The questionnaire response stated:
"Sainsbury’s - 100% of our own brand timber and paper products will be derived from sustainable sources by 2020
Argos and Habitat - 100% of our own brand timber and paper products will be derived from sustainable sources by 2023".
"Timber must not be harvested illegally in contravention of legislation in the country of harvest".
"The risk of illegal timber entering the supply chain is validated by our Timber Sourcing Assessment Process. This assessment process is carried out by a Sainsbury’s nominated 3rd party."

The CDP Forest Disclosure stated that the company had a 'sourcing hierarchy', giving preference to post-consumer recycled or FSC certified material, followed by PEFC certified material.

The company previously stated that it had been a member of the WWF's Global Forest Trade Network since 1995.

The company was considered to cover eight of the ten issues listed above and therefore received Ethical Consumer best rating for its timber sourcing.

Reference:

Questionnaire response (2 January 2020)

In July 2020 Ethical Consumer viewed Sainsbury's corporate website for information about palm oil sourcing. The company's Sustainability Update 2019/20 stated that 99.1% of palm oil in own-brand products was sourced to an independent sustainability standard.
Ethical Consumer viewed the RSPO website. The last report submitted was dated 2018.
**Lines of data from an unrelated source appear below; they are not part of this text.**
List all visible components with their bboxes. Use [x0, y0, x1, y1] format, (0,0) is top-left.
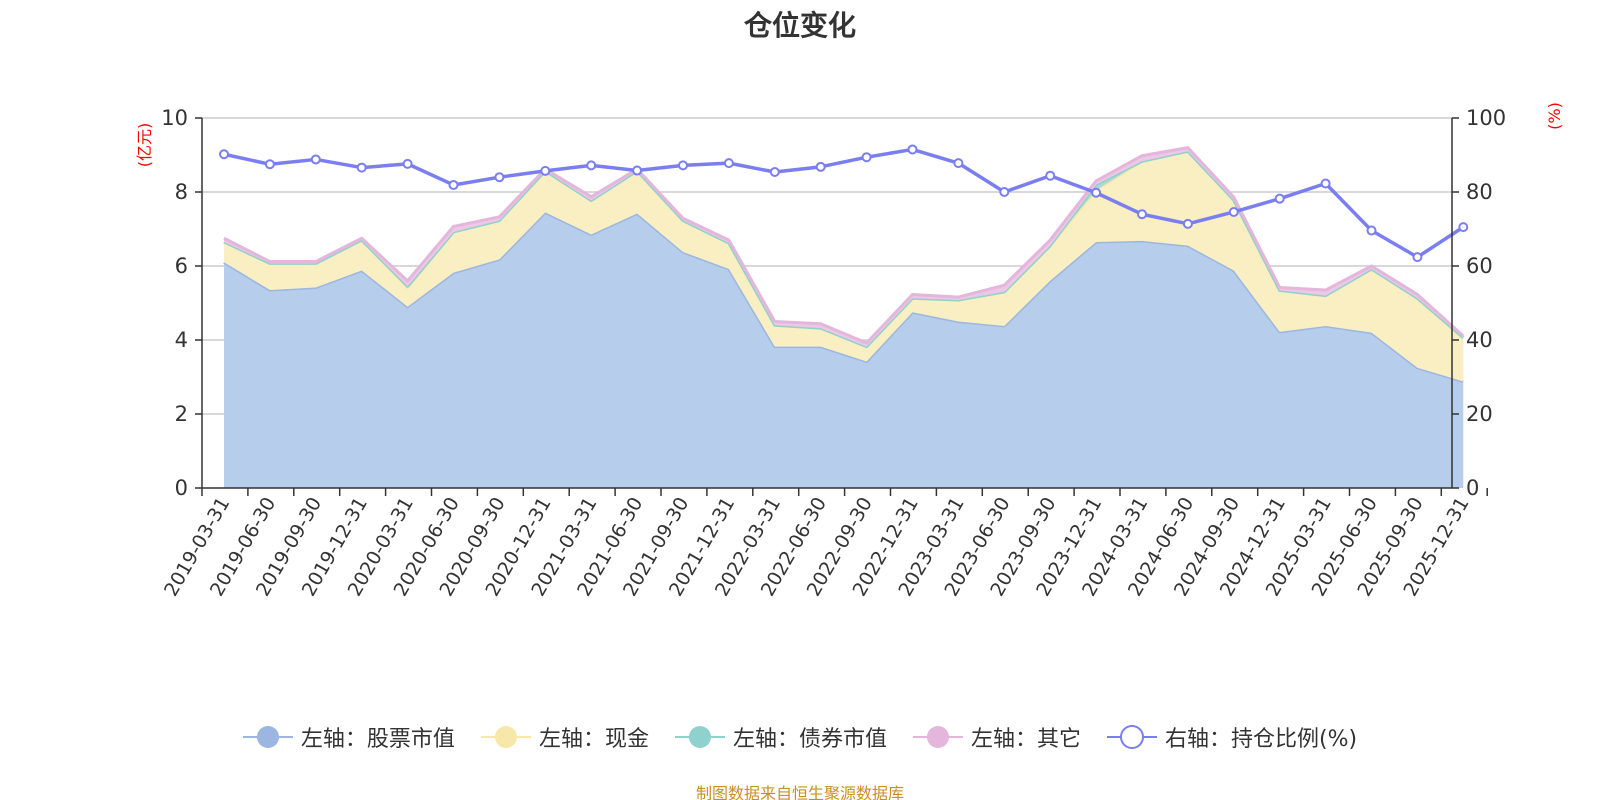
- ratio-point: [356, 162, 367, 173]
- legend-label-ratio: 右轴：持仓比例(%): [1164, 727, 1358, 752]
- ratio-point: [1366, 225, 1377, 236]
- ratio-point: [494, 172, 505, 183]
- legend-item-ratio[interactable]: 右轴：持仓比例(%): [1106, 721, 1358, 753]
- ratio-point: [632, 165, 643, 176]
- area-series-1: [224, 151, 1464, 382]
- left-tick-label: 4: [175, 328, 188, 352]
- right-tick-label: 0: [1466, 476, 1479, 500]
- legend-label-cash: 左轴：现金: [538, 727, 649, 752]
- area-series-0: [224, 212, 1464, 488]
- right-tick-label: 80: [1466, 180, 1493, 204]
- right-tick-label: 20: [1466, 402, 1493, 426]
- area-series-line-3: [223, 146, 1465, 345]
- legend-item-stock[interactable]: 左轴：股票市值: [242, 721, 455, 753]
- legend-item-other[interactable]: 左轴：其它: [912, 721, 1081, 753]
- legend: 左轴：股票市值 左轴：现金 左轴：债券市值 左轴：其它 右轴：持仓比例(%): [0, 720, 1600, 754]
- source-note: 制图数据来自恒生聚源数据库: [695, 784, 904, 800]
- legend-item-cash[interactable]: 左轴：现金: [480, 721, 649, 753]
- ratio-point: [769, 167, 780, 178]
- legend-cash-marker-icon: [480, 726, 531, 748]
- chart-title: 仓位变化: [743, 9, 856, 42]
- legend-bond-marker-icon: [674, 726, 725, 748]
- ratio-point: [1412, 252, 1423, 263]
- ratio-point: [1458, 222, 1469, 233]
- ratio-point: [1274, 193, 1285, 204]
- ratio-point: [953, 158, 964, 169]
- ratio-point: [264, 159, 275, 170]
- ratio-point: [678, 160, 688, 171]
- left-tick-label: 0: [175, 476, 188, 500]
- ratio-point: [540, 165, 551, 176]
- ratio-point: [402, 158, 413, 169]
- ratio-point: [1320, 178, 1331, 189]
- left-axis-unit: (亿元): [135, 123, 154, 168]
- legend-label-other: 左轴：其它: [970, 727, 1081, 752]
- ratio-point: [1091, 187, 1102, 198]
- ratio-point: [448, 179, 459, 190]
- right-tick-label: 60: [1466, 254, 1493, 278]
- legend-item-bond[interactable]: 左轴：债券市值: [674, 721, 887, 753]
- ratio-point: [1182, 218, 1193, 229]
- left-tick-label: 6: [175, 254, 188, 278]
- ratio-point: [1228, 206, 1239, 217]
- ratio-point: [310, 154, 321, 165]
- ratio-point: [999, 187, 1010, 197]
- legend-other-marker-icon: [912, 726, 963, 748]
- left-tick-label: 10: [161, 106, 188, 130]
- ratio-point: [586, 160, 597, 171]
- left-tick-label: 2: [175, 402, 188, 426]
- ratio-series-line: [223, 147, 1465, 259]
- ratio-point: [907, 144, 918, 155]
- left-tick-label: 8: [175, 180, 188, 204]
- right-axis-unit: (%): [1545, 102, 1564, 130]
- ratio-point: [1137, 209, 1147, 220]
- ratio-point: [723, 158, 734, 169]
- legend-stock-marker-icon: [242, 726, 293, 748]
- legend-label-bond: 左轴：债券市值: [732, 727, 887, 752]
- legend-label-stock: 左轴：股票市值: [300, 727, 455, 752]
- ratio-point: [861, 152, 872, 163]
- right-tick-label: 100: [1466, 106, 1506, 130]
- ratio-point: [1045, 170, 1056, 181]
- ratio-line: [219, 144, 1469, 263]
- ratio-point: [815, 161, 826, 172]
- stacked-areas: [223, 146, 1465, 488]
- ratio-point: [219, 149, 229, 160]
- right-tick-label: 40: [1466, 328, 1493, 352]
- legend-ratio-marker-icon: [1106, 725, 1157, 749]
The company's ACOP provided figures for the total volume of crude palm oil, palm kernel oil and palm oil derivatives used. All were fully certified by RSPO mechanisms and 55% was from segregated sources. The company’s commitments applied to its global operations.

However, no substantial additional positive initiatives in its palm oil supply chain were reported and the company did not disclose its suppliers.

Overall the company scored a middle rating for its palm oil policy and practice.